Eat Out: Opening night at Smokestak, Shoreditch London

Ever since my first Smokestak at Hawker House back in May I have been eagerly awaiting their first restaurant opening. Finally last night that evening came and it was better than I could have ever hoped. Melt in your mouth beef, crispy pigtails and sweet pickled chillies to name just a few, this is without a doubt going to become a regular haunt of mine.

The menu was far more extensive than I ever imagined it to be and thanks to our waiter’s help and recommendations we ordered the Crispy Ox Cheek and Pigtails to start. The Ox cheeks were little cubed croquettes succulent and moist in the middle and accompanied with a flavoured mayo, potentially paprika. The best way to describe the Pigtails would be as just cooked and still warm crackling. Crunchy and sweet with a softer texture closer to the bone. Pastrami, sour cabbage and pickles completed our starters and provided a salty dish for the palate.

Next up came Smokestak’s signature and undeniably the best Beef Brisket Bun I’ve had to date. Famous for the way they cook their USDA brisket low and slow for up to 16 hours the meat is unbelievably tender with a perfect amount of rich smokiness coming through. Served in a fresh brioche bun, smeared with onion relish and topped with pickled red chillies this is no different to what you would find at their Street Feast stall across the city. Why change something when it works right? Smokestak’s grillmaster David Carter travelled the US (apparently 4000 miles!) to learn as much as he could about smoking and cooking meat in this way with great quality ingredients key to its success.

For mains we shared the Beef Rib, Pork Rib and Beef Brisket between the table. All of the meat has a rich smoky flavour and crisped edge, but with a fleshy centre so tender it falls off the bone. The Brisket is served with a tangy bbq sauce which comes on the side with some chillies, whilst the Pork Rib is glazed in a sweeter sauce and chargrilled bbq style accompanied by pickled cucumber. The Rib was my favourite out of these three dishes; thick, juicy, lean and down right delicious!

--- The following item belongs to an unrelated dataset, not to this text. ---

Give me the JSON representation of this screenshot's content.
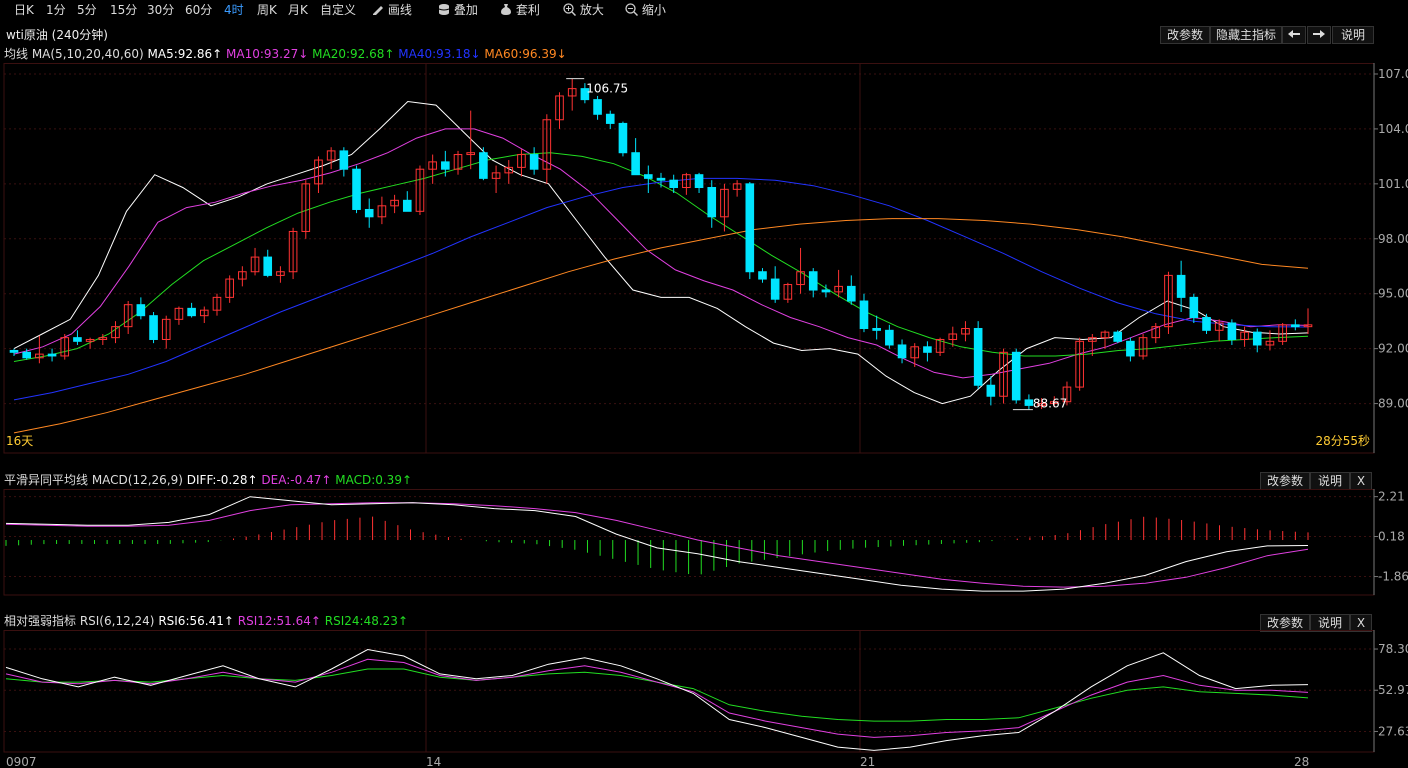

The restaurant itself has an industrial feel; dark with high ceilings, wooden tables and bright bulb lighting. The smoking ovens are on show championing their pivotal role to the delicious meal you’ll have and all tables are positioned around the kitchen which is in the middle of the restaurant greeting you as you walk in. Staff were super friendly and considering this was the opening night service was on top form. One word of warning you will come out of here smelling like you’ve been to bonfire night, a very small price to pay for such a great meal and evening!